The theme of the evening was 'Which wine marries best with which cheese'.
To start with, the guy gave us a brief description of the major wine growing regions, how the soil, the grape and the weather conditions combine to influence the final product.
He explained to us the principal qualities that one needs to look for when deciding if the wine is good, bad or just plain old vinegar.
He also explained that wine glasses should be of a very specific form - almost bowl like at the bottom, then tapering inwards at the top - so that you have the taste and the aroma that hits you at the same time, just like in the photo above.
But, before we even got round to swilling anything, we were given little phials to sniff... no stooopid, not 'them' kind of phials
Each one contained synthetic ingredients to simulate the most common aromas found in wine - musk, red fruit, licourice, apple - and were then asked to say which was which; we only got about half of them right :-(
Finally, after what seemed like hours and hours of theory we were let loose on the practical side of things.

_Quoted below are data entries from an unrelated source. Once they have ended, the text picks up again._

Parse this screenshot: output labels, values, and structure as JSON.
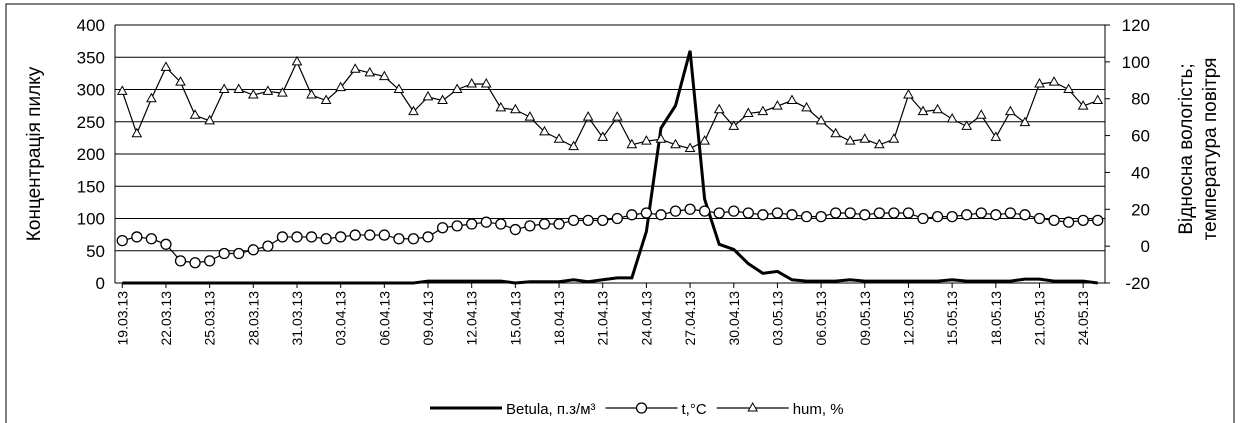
{
  "chart_data": {
    "type": "line",
    "categories": [
      "19.03.13",
      null,
      null,
      "22.03.13",
      null,
      null,
      "25.03.13",
      null,
      null,
      "28.03.13",
      null,
      null,
      "31.03.13",
      null,
      null,
      "03.04.13",
      null,
      null,
      "06.04.13",
      null,
      null,
      "09.04.13",
      null,
      null,
      "12.04.13",
      null,
      null,
      "15.04.13",
      null,
      null,
      "18.04.13",
      null,
      null,
      "21.04.13",
      null,
      null,
      "24.04.13",
      null,
      null,
      "27.04.13",
      null,
      null,
      "30.04.13",
      null,
      null,
      "03.05.13",
      null,
      null,
      "06.05.13",
      null,
      null,
      "09.05.13",
      null,
      null,
      "12.05.13",
      null,
      null,
      "15.05.13",
      null,
      null,
      "18.05.13",
      null,
      null,
      "21.05.13",
      null,
      null,
      "24.05.13",
      null
    ],
    "ylabel": "Концентрація пилку",
    "y2label": [
      "Відносна вологість;",
      "температура повітря"
    ],
    "ylim": [
      0,
      400
    ],
    "yticks": [
      0,
      50,
      100,
      150,
      200,
      250,
      300,
      350,
      400
    ],
    "y2lim": [
      -20,
      120
    ],
    "y2ticks": [
      -20,
      0,
      20,
      40,
      60,
      80,
      100,
      120
    ],
    "grid": true,
    "legend": "bottom",
    "series": [
      {
        "name": "Betula, п.з/м³",
        "color": "#000000",
        "marker": "none",
        "values": [
          0,
          0,
          0,
          0,
          0,
          0,
          0,
          0,
          0,
          0,
          0,
          0,
          0,
          0,
          0,
          0,
          0,
          0,
          0,
          0,
          0,
          3,
          3,
          3,
          3,
          3,
          3,
          0,
          2,
          2,
          2,
          5,
          2,
          5,
          8,
          8,
          80,
          240,
          275,
          360,
          130,
          60,
          52,
          30,
          15,
          18,
          5,
          3,
          3,
          3,
          5,
          3,
          3,
          3,
          3,
          3,
          3,
          5,
          3,
          3,
          3,
          3,
          6,
          6,
          3,
          3,
          3,
          0
        ]
      },
      {
        "name": "t,°C",
        "color": "#000000",
        "marker": "circle",
        "axis": "y2",
        "values": [
          3,
          5,
          4,
          1,
          -8,
          -9,
          -8,
          -4,
          -4,
          -2,
          0,
          5,
          5,
          5,
          4,
          5,
          6,
          6,
          6,
          4,
          4,
          5,
          10,
          11,
          12,
          13,
          12,
          9,
          11,
          12,
          12,
          14,
          14,
          14,
          15,
          17,
          18,
          17,
          19,
          20,
          19,
          18,
          19,
          18,
          17,
          18,
          17,
          16,
          16,
          18,
          18,
          17,
          18,
          18,
          18,
          15,
          16,
          16,
          17,
          18,
          17,
          18,
          17,
          15,
          14,
          13,
          14,
          14
        ]
      },
      {
        "name": "hum, %",
        "color": "#000000",
        "marker": "triangle",
        "axis": "y2",
        "values": [
          84,
          61,
          80,
          97,
          89,
          71,
          68,
          85,
          85,
          82,
          84,
          83,
          100,
          82,
          79,
          86,
          96,
          94,
          92,
          85,
          73,
          81,
          79,
          85,
          88,
          88,
          75,
          74,
          70,
          62,
          58,
          54,
          70,
          59,
          70,
          55,
          57,
          58,
          55,
          53,
          57,
          74,
          65,
          72,
          73,
          76,
          79,
          75,
          68,
          61,
          57,
          58,
          55,
          58,
          82,
          73,
          74,
          69,
          65,
          71,
          59,
          73,
          67,
          88,
          89,
          85,
          76,
          79
        ]
      }
    ]
  }
}
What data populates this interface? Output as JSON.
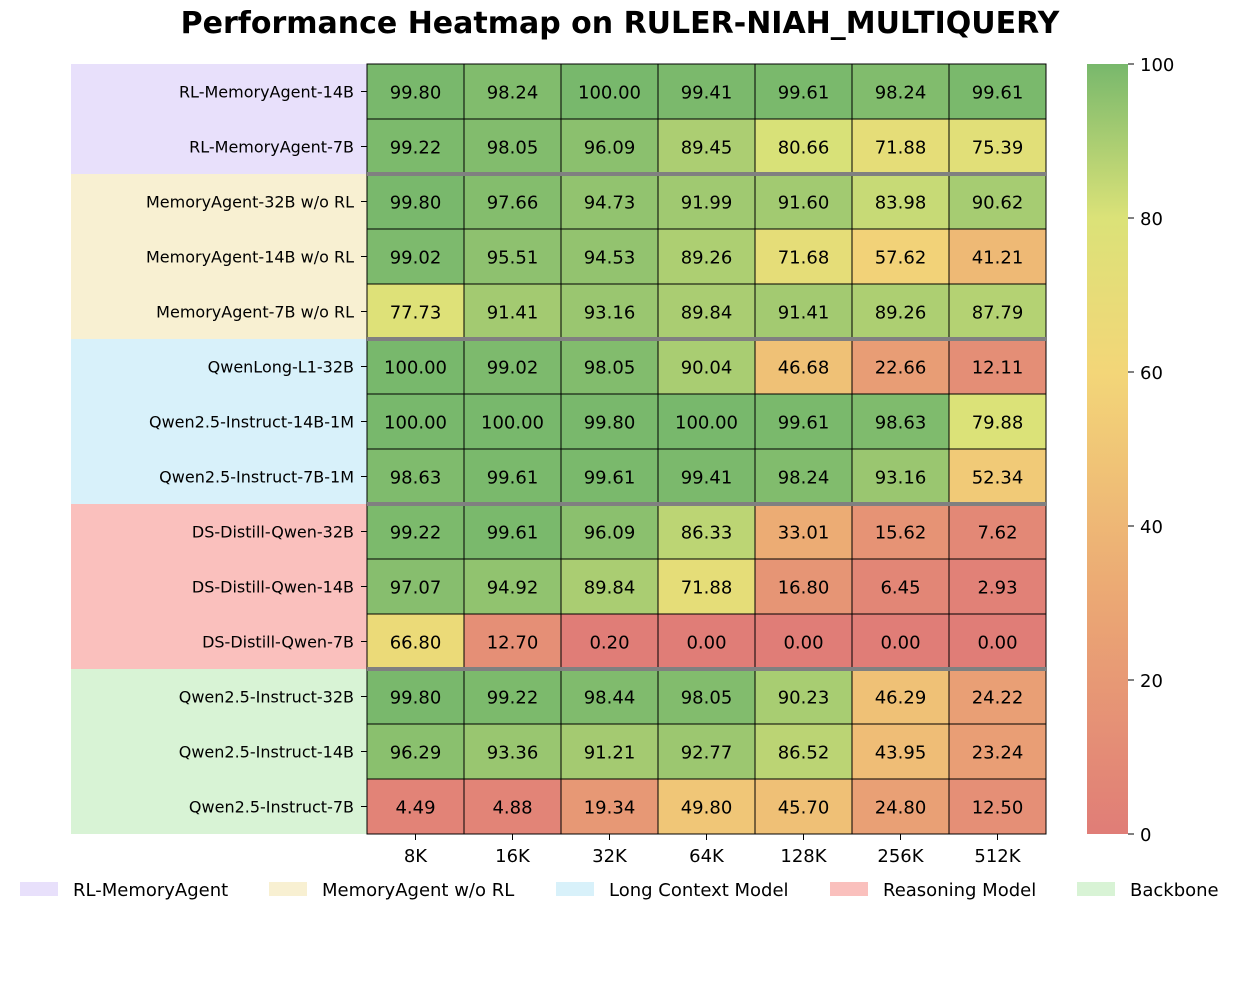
{
  "chart_data": {
    "type": "heatmap",
    "title": "Performance Heatmap on RULER-NIAH_MULTIQUERY",
    "columns": [
      "8K",
      "16K",
      "32K",
      "64K",
      "128K",
      "256K",
      "512K"
    ],
    "rows": [
      {
        "label": "RL-MemoryAgent-14B",
        "group": "RL-MemoryAgent",
        "values": [
          99.8,
          98.24,
          100.0,
          99.41,
          99.61,
          98.24,
          99.61
        ]
      },
      {
        "label": "RL-MemoryAgent-7B",
        "group": "RL-MemoryAgent",
        "values": [
          99.22,
          98.05,
          96.09,
          89.45,
          80.66,
          71.88,
          75.39
        ]
      },
      {
        "label": "MemoryAgent-32B w/o RL",
        "group": "MemoryAgent w/o RL",
        "values": [
          99.8,
          97.66,
          94.73,
          91.99,
          91.6,
          83.98,
          90.62
        ]
      },
      {
        "label": "MemoryAgent-14B w/o RL",
        "group": "MemoryAgent w/o RL",
        "values": [
          99.02,
          95.51,
          94.53,
          89.26,
          71.68,
          57.62,
          41.21
        ]
      },
      {
        "label": "MemoryAgent-7B w/o RL",
        "group": "MemoryAgent w/o RL",
        "values": [
          77.73,
          91.41,
          93.16,
          89.84,
          91.41,
          89.26,
          87.79
        ]
      },
      {
        "label": "QwenLong-L1-32B",
        "group": "Long Context Model",
        "values": [
          100.0,
          99.02,
          98.05,
          90.04,
          46.68,
          22.66,
          12.11
        ]
      },
      {
        "label": "Qwen2.5-Instruct-14B-1M",
        "group": "Long Context Model",
        "values": [
          100.0,
          100.0,
          99.8,
          100.0,
          99.61,
          98.63,
          79.88
        ]
      },
      {
        "label": "Qwen2.5-Instruct-7B-1M",
        "group": "Long Context Model",
        "values": [
          98.63,
          99.61,
          99.61,
          99.41,
          98.24,
          93.16,
          52.34
        ]
      },
      {
        "label": "DS-Distill-Qwen-32B",
        "group": "Reasoning Model",
        "values": [
          99.22,
          99.61,
          96.09,
          86.33,
          33.01,
          15.62,
          7.62
        ]
      },
      {
        "label": "DS-Distill-Qwen-14B",
        "group": "Reasoning Model",
        "values": [
          97.07,
          94.92,
          89.84,
          71.88,
          16.8,
          6.45,
          2.93
        ]
      },
      {
        "label": "DS-Distill-Qwen-7B",
        "group": "Reasoning Model",
        "values": [
          66.8,
          12.7,
          0.2,
          0.0,
          0.0,
          0.0,
          0.0
        ]
      },
      {
        "label": "Qwen2.5-Instruct-32B",
        "group": "Backbone",
        "values": [
          99.8,
          99.22,
          98.44,
          98.05,
          90.23,
          46.29,
          24.22
        ]
      },
      {
        "label": "Qwen2.5-Instruct-14B",
        "group": "Backbone",
        "values": [
          96.29,
          93.36,
          91.21,
          92.77,
          86.52,
          43.95,
          23.24
        ]
      },
      {
        "label": "Qwen2.5-Instruct-7B",
        "group": "Backbone",
        "values": [
          4.49,
          4.88,
          19.34,
          49.8,
          45.7,
          24.8,
          12.5
        ]
      }
    ],
    "groups": [
      {
        "name": "RL-MemoryAgent",
        "color": "#e8e0fb"
      },
      {
        "name": "MemoryAgent w/o RL",
        "color": "#f8f0d2"
      },
      {
        "name": "Long Context Model",
        "color": "#d8f1fa"
      },
      {
        "name": "Reasoning Model",
        "color": "#fac0bd"
      },
      {
        "name": "Backbone",
        "color": "#d8f3d5"
      }
    ],
    "colorbar": {
      "min": 0,
      "max": 100,
      "ticks": [
        "0",
        "20",
        "40",
        "60",
        "80",
        "100"
      ]
    },
    "colormap": [
      {
        "stop": 0,
        "color": "#e07d77"
      },
      {
        "stop": 30,
        "color": "#eba774"
      },
      {
        "stop": 60,
        "color": "#f3d678"
      },
      {
        "stop": 80,
        "color": "#dbe278"
      },
      {
        "stop": 100,
        "color": "#78b86c"
      }
    ]
  }
}
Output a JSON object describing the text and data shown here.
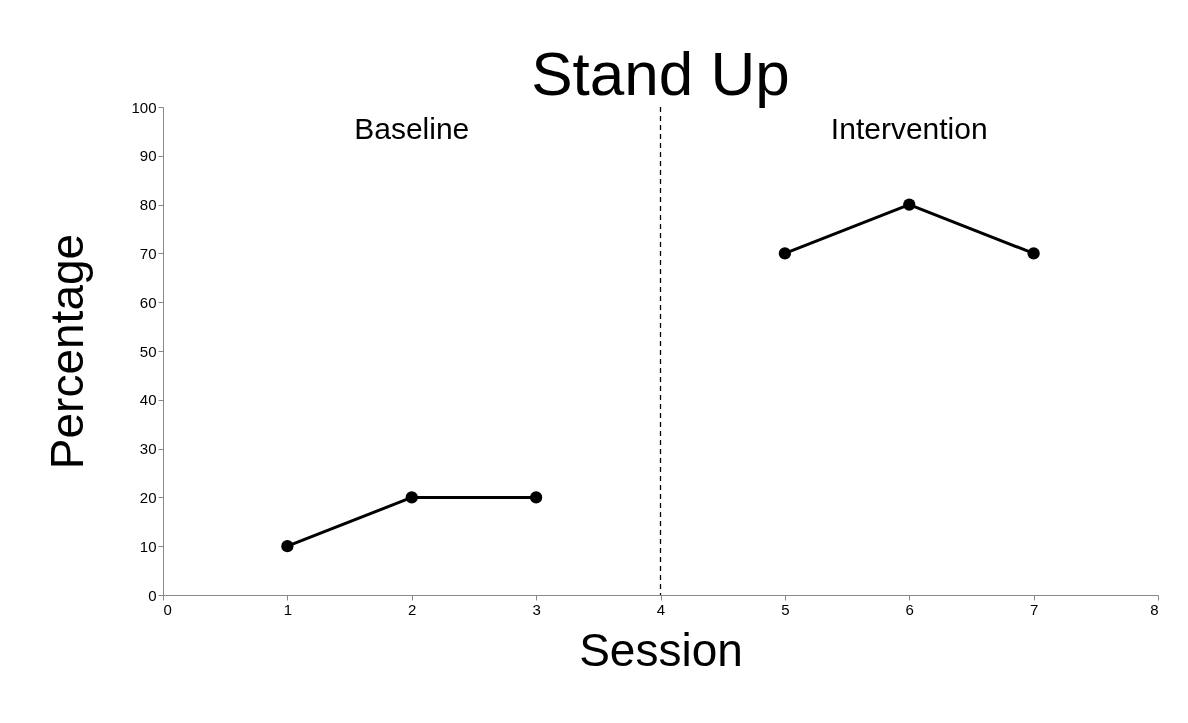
{
  "chart_data": {
    "type": "line",
    "title": "Stand Up",
    "xlabel": "Session",
    "ylabel": "Percentage",
    "series": [
      {
        "color": "#000000",
        "x": [
          1,
          2,
          3
        ],
        "values": [
          10,
          20,
          20
        ]
      },
      {
        "color": "#000000",
        "x": [
          5,
          6,
          7
        ],
        "values": [
          70,
          80,
          70
        ]
      }
    ],
    "xlim": [
      0,
      8
    ],
    "xticks": [
      0,
      1,
      2,
      3,
      4,
      5,
      6,
      7,
      8
    ],
    "ylim": [
      0,
      100
    ],
    "yticks": [
      0,
      10,
      20,
      30,
      40,
      50,
      60,
      70,
      80,
      90,
      100
    ],
    "grid": false,
    "marker": "circle",
    "line_style": "solid",
    "ref_lines": [
      {
        "axis": "x",
        "value": 4,
        "line_style": "dashed",
        "color": "#000000"
      }
    ],
    "annotations": [
      "Baseline",
      "Intervention"
    ]
  }
}
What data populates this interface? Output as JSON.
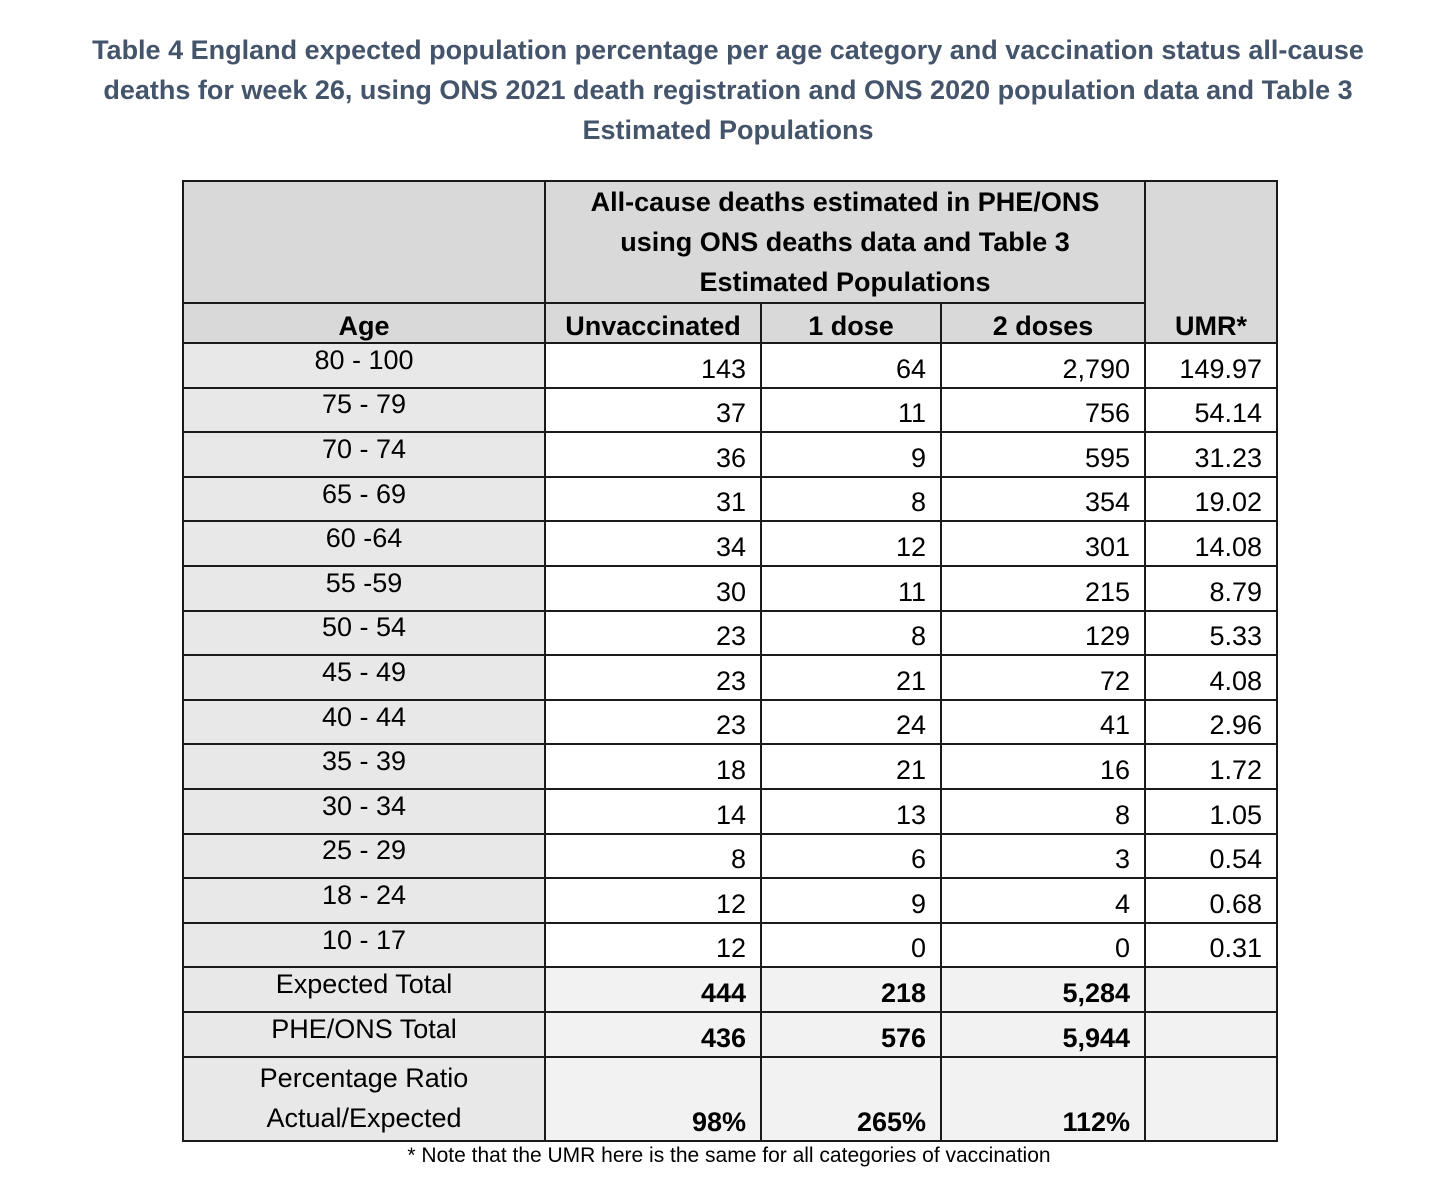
{
  "caption": {
    "line1": "Table 4 England expected population percentage per age category and vaccination status all-cause",
    "line2": "deaths for week 26, using ONS 2021 death registration and ONS 2020 population data and Table 3",
    "line3": "Estimated Populations"
  },
  "header": {
    "group_label": "All-cause deaths estimated in PHE/ONS using ONS deaths data and Table 3 Estimated Populations",
    "umr_label": "UMR*",
    "age_label": "Age",
    "unvaccinated_label": "Unvaccinated",
    "one_dose_label": "1 dose",
    "two_doses_label": "2 doses"
  },
  "rows": [
    {
      "age": "80 - 100",
      "unvaccinated": "143",
      "one_dose": "64",
      "two_doses": "2,790",
      "umr": "149.97"
    },
    {
      "age": "75 - 79",
      "unvaccinated": "37",
      "one_dose": "11",
      "two_doses": "756",
      "umr": "54.14"
    },
    {
      "age": "70 - 74",
      "unvaccinated": "36",
      "one_dose": "9",
      "two_doses": "595",
      "umr": "31.23"
    },
    {
      "age": "65 - 69",
      "unvaccinated": "31",
      "one_dose": "8",
      "two_doses": "354",
      "umr": "19.02"
    },
    {
      "age": "60 -64",
      "unvaccinated": "34",
      "one_dose": "12",
      "two_doses": "301",
      "umr": "14.08"
    },
    {
      "age": "55 -59",
      "unvaccinated": "30",
      "one_dose": "11",
      "two_doses": "215",
      "umr": "8.79"
    },
    {
      "age": "50 - 54",
      "unvaccinated": "23",
      "one_dose": "8",
      "two_doses": "129",
      "umr": "5.33"
    },
    {
      "age": "45 - 49",
      "unvaccinated": "23",
      "one_dose": "21",
      "two_doses": "72",
      "umr": "4.08"
    },
    {
      "age": "40 - 44",
      "unvaccinated": "23",
      "one_dose": "24",
      "two_doses": "41",
      "umr": "2.96"
    },
    {
      "age": "35 - 39",
      "unvaccinated": "18",
      "one_dose": "21",
      "two_doses": "16",
      "umr": "1.72"
    },
    {
      "age": "30 - 34",
      "unvaccinated": "14",
      "one_dose": "13",
      "two_doses": "8",
      "umr": "1.05"
    },
    {
      "age": "25 - 29",
      "unvaccinated": "8",
      "one_dose": "6",
      "two_doses": "3",
      "umr": "0.54"
    },
    {
      "age": "18 - 24",
      "unvaccinated": "12",
      "one_dose": "9",
      "two_doses": "4",
      "umr": "0.68"
    },
    {
      "age": "10 - 17",
      "unvaccinated": "12",
      "one_dose": "0",
      "two_doses": "0",
      "umr": "0.31"
    }
  ],
  "expected_total": {
    "label": "Expected Total",
    "unvaccinated": "444",
    "one_dose": "218",
    "two_doses": "5,284"
  },
  "phe_ons_total": {
    "label": "PHE/ONS Total",
    "unvaccinated": "436",
    "one_dose": "576",
    "two_doses": "5,944"
  },
  "percentage_ratio": {
    "label_line1": "Percentage Ratio",
    "label_line2": "Actual/Expected",
    "unvaccinated": "98%",
    "one_dose": "265%",
    "two_doses": "112%"
  },
  "footnote": "* Note that the UMR here is the same for all categories of vaccination",
  "colors": {
    "caption": "#44546a",
    "header_fill": "#d9d9d9",
    "age_fill": "#e8e8e8",
    "total_fill": "#f2f2f2",
    "border": "#1a1a1a"
  }
}
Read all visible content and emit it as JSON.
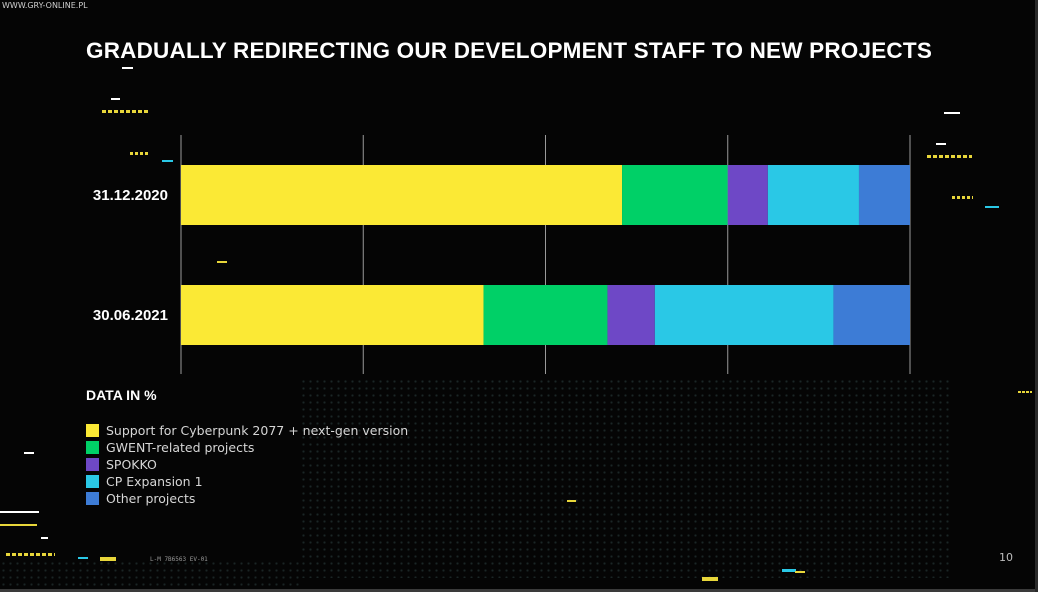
{
  "watermark": "WWW.GRY-ONLINE.PL",
  "title": "GRADUALLY REDIRECTING OUR DEVELOPMENT STAFF TO NEW PROJECTS",
  "legend_title": "DATA IN %",
  "page_number": "10",
  "code_text": "L-M 7B6563 EV-01",
  "colors": {
    "cyberpunk": "#fbe935",
    "gwent": "#00d067",
    "spokko": "#6e48c6",
    "cp_expansion": "#2ac8e6",
    "other": "#3d7cd6"
  },
  "chart_data": {
    "type": "bar",
    "orientation": "horizontal",
    "stacked": true,
    "categories": [
      "31.12.2020",
      "30.06.2021"
    ],
    "series": [
      {
        "name": "Support for Cyberpunk 2077 + next-gen version",
        "color": "#fbe935",
        "values": [
          60.5,
          41.5
        ]
      },
      {
        "name": "GWENT-related projects",
        "color": "#00d067",
        "values": [
          14.5,
          17
        ]
      },
      {
        "name": "SPOKKO",
        "color": "#6e48c6",
        "values": [
          5.5,
          6.5
        ]
      },
      {
        "name": "CP Expansion 1",
        "color": "#2ac8e6",
        "values": [
          12.5,
          24.5
        ]
      },
      {
        "name": "Other projects",
        "color": "#3d7cd6",
        "values": [
          7,
          10.5
        ]
      }
    ],
    "xlim": [
      0,
      100
    ],
    "grid": true,
    "legend_position": "bottom-left"
  }
}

I have to say before i go on, we had six; we had a fougeres, sancerre and champagne ... but the last three just .. kind of escape me .... It's shameful to admit but i've forgotten what they were :-(
We each had a plate with various cheeses on it. We first had to define each wine by its characteristics - la robe, le couleur, l'aspect and l'arome.
We weren't very good at that either :-(
We then had to say which wine we thought, without tasting just by the aroma, would go best with which cheese - we had little notebooks to write down what we thought.
We were all useless on that point too :-(
Then, at last, we were allowed to have a swill, a slurp and swallow - no spitting - and then we had to decide if we still stuck by our original judgements.
At the next sip, we had just the tiniest, minisculest piece of cheese that you've ever set eyes on to eat at the same time.
That's when we all realised we were really, really useless at this game and that under no circomstances whatsoever should we try this at home without adult supervision... pffft ...
To cut a long story longer: champagne marries very well with parmesan (i didn't know that), sancerre is best for non-salty goats cheese (that was easypeasy), fougeres is really good with camembert (as long as the wine is heavy and fruity - you have the impression your eating cheese with jam on it !) ... and heuuhhh ... i just can't remember the last three.
The guy's pad is something else altogether.
It's on the rue de Rivoli, overlooking the Louvre and Tuilleries.
Evidently i couldn't resist taking a few shots for prosterity - this is the third time i've done the wine tasting, but the first time i took my camera.
Evidently, we're going to have peach of a view onto the Eiffel tower.
Y'know, you kind of get up in the morning, open the window, eat your cornflakes and this is what you're looking at ....
I took quite a few photos of inside the apartment - it's not at all my kind of style; i'm not into antiques and all that kind of thing - but you get the gist of how it looks with bits of old furniture and stuff.
On a side note, somebody told me yesterday that it's the flat where Chezane would have stayed after a night out on the town.
A final shot as we were leaving at sunset.